Day 7: Thursday - Itea/Delphi (optional excursion)
Disembark early this morning for our optional excursion to Delphi, one of the most revered sites from the ancient world. Unlike other archaeological sites in Greece, Delphi is built on the side of a mountain. First time visitors are awed as much by the stunning natural beauty that surround the ruins as by the ancient buildings themselves. In its prime, Delphi was esteemed for its wealth and reputation, attributes which grew from hosting the most important oracle in the classical world. Indeed, because everything in Greece is connected to mythology, Delphi became the premier site for the worship of the god Apollo. The oracle had the ability to prophesize the future and give advice. Visitors from across the Greek world traveled here to consult with the oracle, and responded by offering thanks to Apollo in the form of treasure. We will have a half day to walk around the ruins complex and visit the adjoining museum. Return to the ship and cross the Corinth Canal. Later in the evening we sail to Marina Zea for overnight.
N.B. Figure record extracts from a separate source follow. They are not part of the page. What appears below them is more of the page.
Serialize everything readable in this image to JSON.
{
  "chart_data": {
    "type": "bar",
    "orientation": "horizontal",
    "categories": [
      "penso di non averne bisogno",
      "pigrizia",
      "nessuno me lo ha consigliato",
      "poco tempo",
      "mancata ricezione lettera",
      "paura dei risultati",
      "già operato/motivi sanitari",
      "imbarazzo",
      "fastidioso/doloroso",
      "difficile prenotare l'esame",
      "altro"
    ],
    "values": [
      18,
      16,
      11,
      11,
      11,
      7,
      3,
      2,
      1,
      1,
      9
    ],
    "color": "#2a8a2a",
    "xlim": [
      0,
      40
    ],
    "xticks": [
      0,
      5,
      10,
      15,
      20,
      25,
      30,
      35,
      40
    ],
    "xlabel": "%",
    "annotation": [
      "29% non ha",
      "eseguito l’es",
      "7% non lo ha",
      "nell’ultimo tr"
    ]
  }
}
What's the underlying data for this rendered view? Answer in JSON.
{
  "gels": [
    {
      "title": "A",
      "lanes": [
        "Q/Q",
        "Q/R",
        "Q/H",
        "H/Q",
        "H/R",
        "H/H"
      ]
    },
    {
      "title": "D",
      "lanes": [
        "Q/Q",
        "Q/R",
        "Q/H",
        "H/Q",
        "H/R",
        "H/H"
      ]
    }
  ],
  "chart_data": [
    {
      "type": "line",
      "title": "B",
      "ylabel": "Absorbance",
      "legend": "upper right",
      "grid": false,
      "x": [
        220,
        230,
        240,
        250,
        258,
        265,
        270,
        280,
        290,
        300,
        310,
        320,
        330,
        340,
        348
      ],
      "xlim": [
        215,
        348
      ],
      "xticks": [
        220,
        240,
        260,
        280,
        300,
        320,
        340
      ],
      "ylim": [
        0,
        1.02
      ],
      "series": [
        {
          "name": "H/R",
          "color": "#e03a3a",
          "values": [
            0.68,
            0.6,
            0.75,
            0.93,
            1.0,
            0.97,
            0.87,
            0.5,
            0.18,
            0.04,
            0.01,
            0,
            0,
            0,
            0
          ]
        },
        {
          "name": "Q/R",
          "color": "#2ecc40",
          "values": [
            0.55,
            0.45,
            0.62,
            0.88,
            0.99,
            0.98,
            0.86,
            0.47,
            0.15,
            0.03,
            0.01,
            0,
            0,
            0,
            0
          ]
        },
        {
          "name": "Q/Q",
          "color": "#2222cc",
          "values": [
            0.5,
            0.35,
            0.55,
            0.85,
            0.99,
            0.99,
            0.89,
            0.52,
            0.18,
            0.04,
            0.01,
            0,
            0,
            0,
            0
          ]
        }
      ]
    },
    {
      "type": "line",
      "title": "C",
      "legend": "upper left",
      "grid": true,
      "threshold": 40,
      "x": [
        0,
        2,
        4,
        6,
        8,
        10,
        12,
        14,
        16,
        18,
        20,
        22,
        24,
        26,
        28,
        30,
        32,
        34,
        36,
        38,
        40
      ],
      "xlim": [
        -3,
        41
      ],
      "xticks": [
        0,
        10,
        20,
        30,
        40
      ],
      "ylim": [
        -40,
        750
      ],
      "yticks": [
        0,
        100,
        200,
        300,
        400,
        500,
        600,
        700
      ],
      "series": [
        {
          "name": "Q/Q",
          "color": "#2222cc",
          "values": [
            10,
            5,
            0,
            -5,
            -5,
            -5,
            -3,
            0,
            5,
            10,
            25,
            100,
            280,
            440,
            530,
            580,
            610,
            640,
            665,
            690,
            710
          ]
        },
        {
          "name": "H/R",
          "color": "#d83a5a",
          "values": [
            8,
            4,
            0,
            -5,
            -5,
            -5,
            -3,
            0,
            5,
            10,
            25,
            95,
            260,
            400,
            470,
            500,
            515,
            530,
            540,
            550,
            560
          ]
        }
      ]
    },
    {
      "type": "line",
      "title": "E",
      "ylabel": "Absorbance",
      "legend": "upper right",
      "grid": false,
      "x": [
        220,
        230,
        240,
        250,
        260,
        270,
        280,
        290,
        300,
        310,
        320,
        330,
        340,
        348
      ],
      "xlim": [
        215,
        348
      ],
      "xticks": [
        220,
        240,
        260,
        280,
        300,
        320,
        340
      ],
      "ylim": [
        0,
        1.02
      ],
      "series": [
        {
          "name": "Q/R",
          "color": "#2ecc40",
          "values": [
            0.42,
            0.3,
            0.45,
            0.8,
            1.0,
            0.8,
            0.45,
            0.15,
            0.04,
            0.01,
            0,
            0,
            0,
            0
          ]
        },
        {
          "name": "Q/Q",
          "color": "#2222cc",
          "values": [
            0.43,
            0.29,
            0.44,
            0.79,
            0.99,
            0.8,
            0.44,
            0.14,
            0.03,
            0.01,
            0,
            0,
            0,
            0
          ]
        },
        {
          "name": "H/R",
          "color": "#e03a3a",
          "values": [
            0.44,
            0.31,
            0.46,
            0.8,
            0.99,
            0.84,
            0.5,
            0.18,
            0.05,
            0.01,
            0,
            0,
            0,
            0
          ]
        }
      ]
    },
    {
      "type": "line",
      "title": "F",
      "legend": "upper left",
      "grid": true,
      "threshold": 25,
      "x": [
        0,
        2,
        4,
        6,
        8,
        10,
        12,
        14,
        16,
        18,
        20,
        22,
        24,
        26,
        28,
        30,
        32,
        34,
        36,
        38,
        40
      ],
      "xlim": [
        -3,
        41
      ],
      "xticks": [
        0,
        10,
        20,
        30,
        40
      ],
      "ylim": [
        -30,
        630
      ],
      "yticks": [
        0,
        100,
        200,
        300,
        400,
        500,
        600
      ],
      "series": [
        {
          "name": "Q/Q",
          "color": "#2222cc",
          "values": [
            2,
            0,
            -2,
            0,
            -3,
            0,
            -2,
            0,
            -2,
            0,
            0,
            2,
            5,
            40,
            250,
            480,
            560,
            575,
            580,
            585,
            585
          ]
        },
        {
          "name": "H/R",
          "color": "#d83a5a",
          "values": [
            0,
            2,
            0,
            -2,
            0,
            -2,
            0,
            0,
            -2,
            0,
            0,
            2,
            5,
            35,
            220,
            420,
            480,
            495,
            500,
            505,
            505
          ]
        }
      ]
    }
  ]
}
Day 8: Friday - Marina Zea (disembarkation):
Disembarkation after breakfast.
*Itineraries can be changed at the discretion of Variety Cruises and of the Vessel's Captain in case of adverse weather conditions - winds of 6/7 beaufort or more depending on the vessel- on port authorities not allowing a vessel to leave port or in case of other extraordinary conditions. Such itinerary changes do not entitle automatically passengers to any refunds but Variety Cruises guarantees that passengers are disembarked at the advertised port of disembarkation on time for their flights.
Ports of Call
Nafplion / Mycenae
Katakolon / Olympia
Itea / Delphi
The 48 meter "Galileo" is a classic steel Motor Sailer, with spacious and well appointed interiors renovated in 2016. At the main deck, a lounge area with an American bar leads into a warm and elegant dining room finished with wood and leather. Guests on the Galileo enjoy a shaded outdoor deck area with an outdoor bar and the ship's sun deck. The M/S Galileo, built with the most stringent safety regulations, was launched in 1992 and rebuilt in 2007.